Like Phllies' Rollins, Seahawks' Jackson in touch with his 'Inner Game'
Instead of wrapping his ears with headphones and bouncing out to Eminem's "Till I Collapse" and "Lose Yourself," Jackson instead lost himself in "The Inner Game."
"Dude," asked roommate Alex Morrow, "what the heck are you doing, reading a tennis book before the game?"
"I can't put it down," Jackson replied.
He picked it up at 3:30 p.m. The bus left at 5 p.m. He was still reading.
He collected three sacks that night. He got 14 1/2 over his last 18 games of 2006 and 2007.
He was the 28th overall pick in April. He has two sacks in seven games with the Seahawks.
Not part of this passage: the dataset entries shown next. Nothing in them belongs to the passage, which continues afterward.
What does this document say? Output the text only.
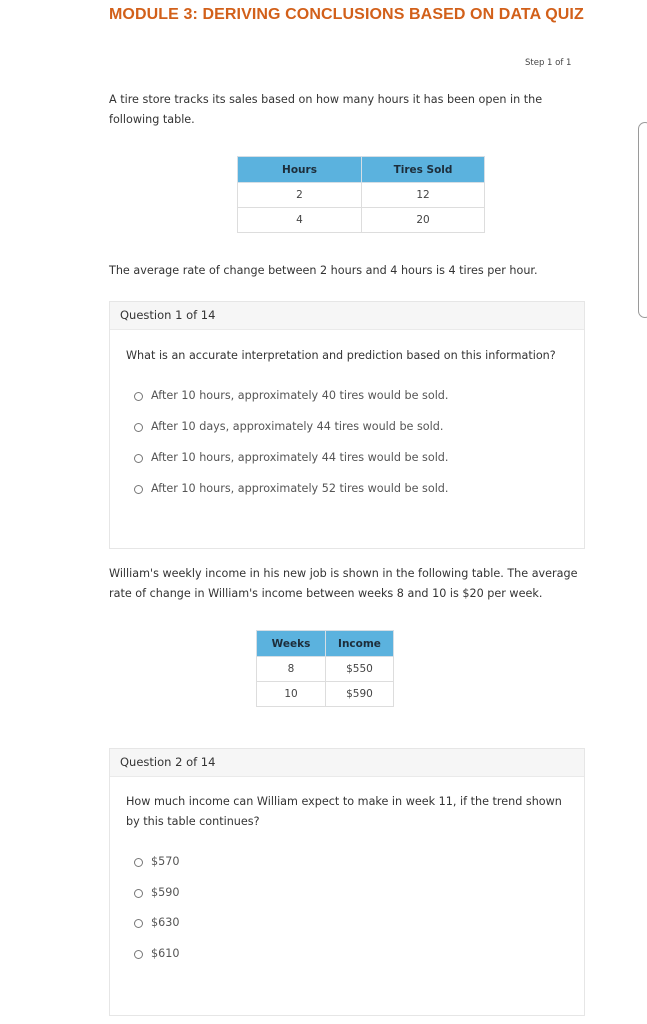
MODULE 3: DERIVING CONCLUSIONS BASED ON DATA QUIZ
Step 1 of 1
A tire store tracks its sales based on how many hours it has been open in the following table.
Hours	Tires Sold
2	12
4	20
The average rate of change between 2 hours and 4 hours is 4 tires per hour.
Question 1 of 14
What is an accurate interpretation and prediction based on this information?
After 10 hours, approximately 40 tires would be sold.
After 10 days, approximately 44 tires would be sold.
After 10 hours, approximately 44 tires would be sold.
After 10 hours, approximately 52 tires would be sold.
William's weekly income in his new job is shown in the following table. The average rate of change in William's income between weeks 8 and 10 is $20 per week.
Weeks	Income
8	$550
10	$590
Question 2 of 14
How much income can William expect to make in week 11, if the trend shown by this table continues?
$570
$590
$630
$610
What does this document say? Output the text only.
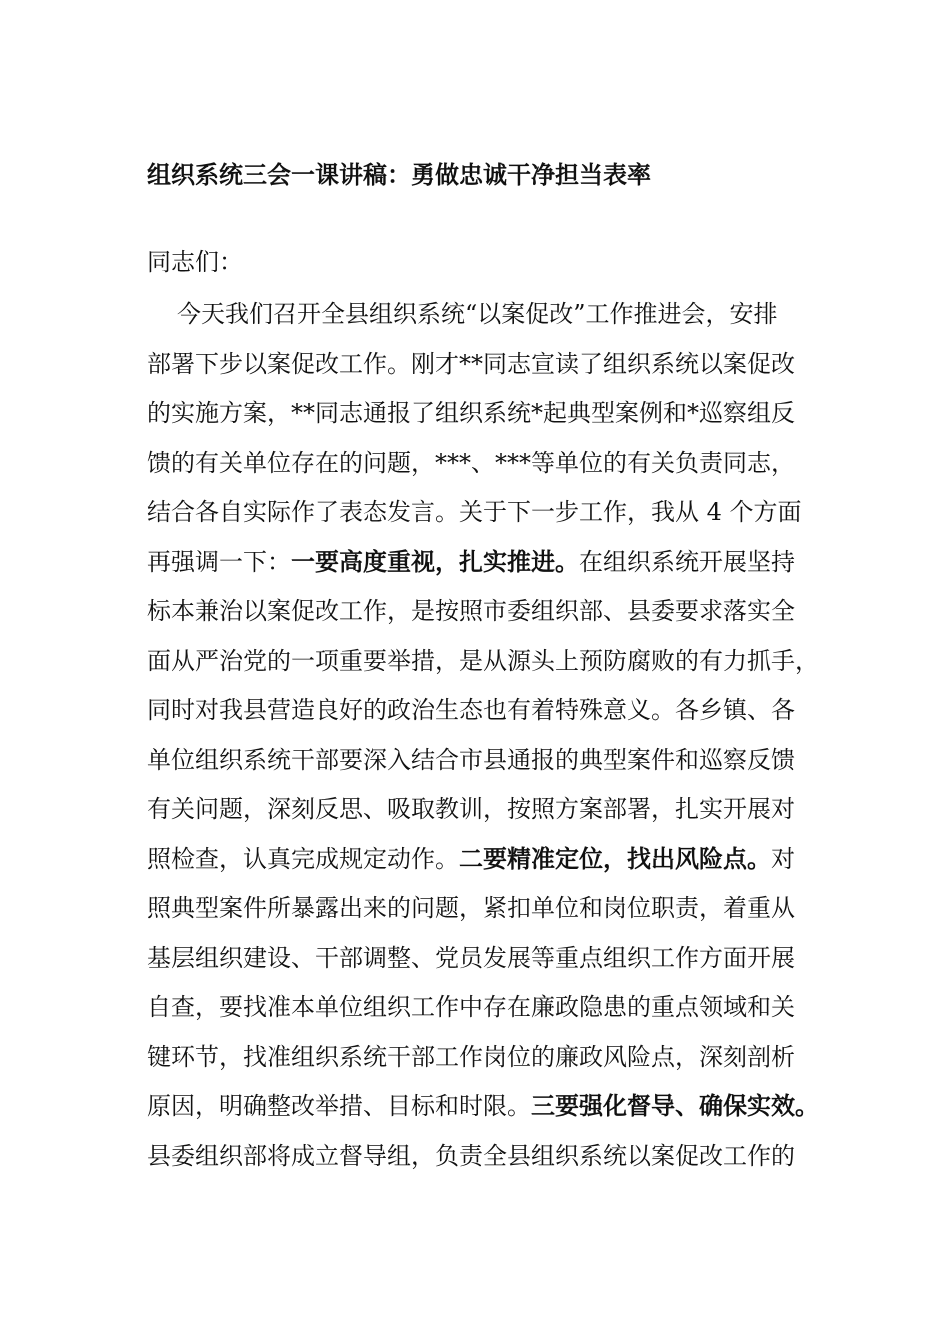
组织系统三会一课讲稿：勇做忠诚干净担当表率
同志们：
今天我们召开全县组织系统“以案促改”工作推进会，安排
部署下步以案促改工作。刚才**同志宣读了组织系统以案促改
的实施方案，**同志通报了组织系统*起典型案例和*巡察组反
馈的有关单位存在的问题，***、***等单位的有关负责同志，
结合各自实际作了表态发言。关于下一步工作，我从 4 个方面
再强调一下：一要高度重视，扎实推进。在组织系统开展坚持
标本兼治以案促改工作，是按照市委组织部、县委要求落实全
面从严治党的一项重要举措，是从源头上预防腐败的有力抓手，
同时对我县营造良好的政治生态也有着特殊意义。各乡镇、各
单位组织系统干部要深入结合市县通报的典型案件和巡察反馈
有关问题，深刻反思、吸取教训，按照方案部署，扎实开展对
照检查，认真完成规定动作。二要精准定位，找出风险点。对
照典型案件所暴露出来的问题，紧扣单位和岗位职责，着重从
基层组织建设、干部调整、党员发展等重点组织工作方面开展
自查，要找准本单位组织工作中存在廉政隐患的重点领域和关
键环节，找准组织系统干部工作岗位的廉政风险点，深刻剖析
原因，明确整改举措、目标和时限。三要强化督导、确保实效。
县委组织部将成立督导组，负责全县组织系统以案促改工作的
W. Timothy Gallwey, the book's author, recommends that the reader separate the "I" from the "Self."
Jackson and Rollins did that. For both of them, it boils down to not overanalyzing, to not trying too hard and to not being judgmental about the results.
"The 'I' is the inhibitor. The 'I' doesn't trust the 'self' to get things done," Jackson explained. "The 'self' is the 'doer.' The 'I' slows the 'doer' down."
Rollins said he was so impacted by the book when he read it before the 2007 season that it helped him win the National League MVP award and lead the Phils to the playoffs for the first time in 14 years.
Rollins reread part of it Friday, after he went 0-for-10 in the first two games of the World Series: "It simplified me."
He went 5-for-9 in the next two games, both Phillies wins.
Contacted yesterday in Paris, Gallwey was flattered, but hardly surprised.
"Not at all; I'm only surprised, and pleased, that he spoke about it publicly," Gallwey said.
He was in France conducting a demonstration for French coaches. His roots remain in tennis. The book was first published in 1974, when he was a young tennis pro in California.
However, Gallwey stressed, "Most of the readers of 'The Inner Game of Tennis' apply the techniques to something other than tennis."
In fact, most of Gallwey's clients are large corporations: he lists, among them, AT&T, Anheuser-Busch and IBM.
His next stop: England, next week. There, he said, for the fifth consecutive year, he will conduct a 3-day workshop with Rolls Royce employees based on his 1999 helper, "The Inner Game of Work."
Apparently, the "Inner Game" message is timeless and universal. Gallwey has written three other "Inner Game" books: golf, skiing, music. A sixth, "The Inner Game of Stress," is due next year.